For that, the data has to be converted into chunks. This is done by loading the PDF documents with the PyPDFLoader and splitting the text into chunks of 500 characters.
Next, the chunks are converted into embeddings with the use of a sentence transformer from HuggingFace. It’s important to specify the device as "cpu" in the parameters.
With the text chunks created and the embedding model loaded, we can create the vector store. For this case study, we use the Facebook AI Similarity Search (FAISS).
This vector store will be saved locally for future use.
Step 2—Creating the QA Chain
Next, we need to load the retrieval QA chain, which retrieves the relevant documents from the vector store and uses them to answer the users’ queries.

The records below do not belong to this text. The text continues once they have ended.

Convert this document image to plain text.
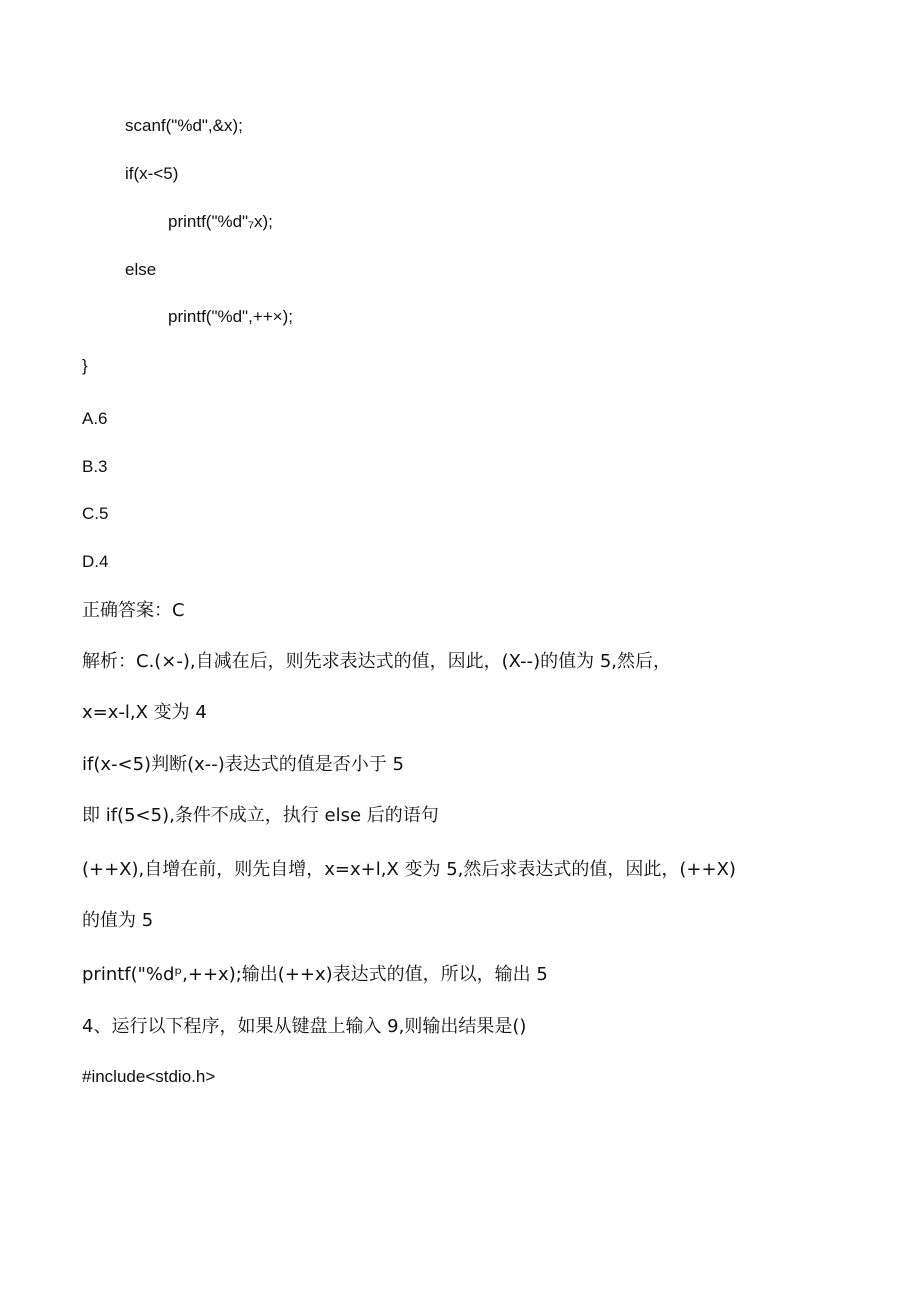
scanf("%d",&x);
if(x-<5)
printf("%d"₇x);
else
printf("%d",++×);
}
A.6
B.3
C.5
D.4
正确答案：C
解析：C.(×-),自减在后，则先求表达式的值，因此，(X--)的值为 5,然后，
x=x-l,X 变为 4
if(x-<5)判断(x--)表达式的值是否小于 5
即 if(5<5),条件不成立，执行 else 后的语句
(++X),自增在前，则先自增，x=x+l,X 变为 5,然后求表达式的值，因此，(++X)
的值为 5
printf("%dᵖ,++x);输出(++x)表达式的值，所以，输出 5
4、运行以下程序，如果从键盘上输入 9,则输出结果是()
#include<stdio.h>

The QA chain requires three components: the quantized Llama 2 model, the FAISS vector store, and a prompt template.
First, we download the quantized Llama2 model, which is available in the HuggingFace repository. For this case study, the model is downloaded through a file named "llama-2-7b-chat.ggmlv3.q2_K.bin", which uses 2.87 GB in memory.
The model is then loaded using CTransformers, the Python library for binding transformer models implemented in C. Since we want an objective chatbot that generates responses with less creativity, so we set temperature
to 0.
Next, we load the vector store previously created.
After that, we define the prompt template. This step is optional, but since we are looking to interact with research papers, we need to prioritize accuracy, which we can enforce through the instructions in the prompt. Hallucinations are highly undesired, so the main instruction is to respond with "I don’t know" to questions that can not be answered with the provided PDF documents.
With these elements, we can create the QA chain, which will generate responses to users’ queries using the loaded quantized Llama2 model, the vector store, and the prompt template.
Finally, we create the function that executes the response generation.
Step 3 – Creating the User Interface
The core elements needed for the LangChain application have been built, so we can pivot to building a user interface for the chatbot.
The Streamlit library is suited for this task as it contains features tailored for chatbot applications.
The following code incorporates the previously built functions into the user interface (to review the entire source code, please visit the GitHub repository).
The Streamlit app is run with the following:
streamlit run app.py
And voila! We have our personal closed-sourced chatbot up and running!

Evaluating the chatbot
We have our chatbot, so let’s evaluate its performance with 3 different questions:
- What is the benefit of computer vision in sports analysis?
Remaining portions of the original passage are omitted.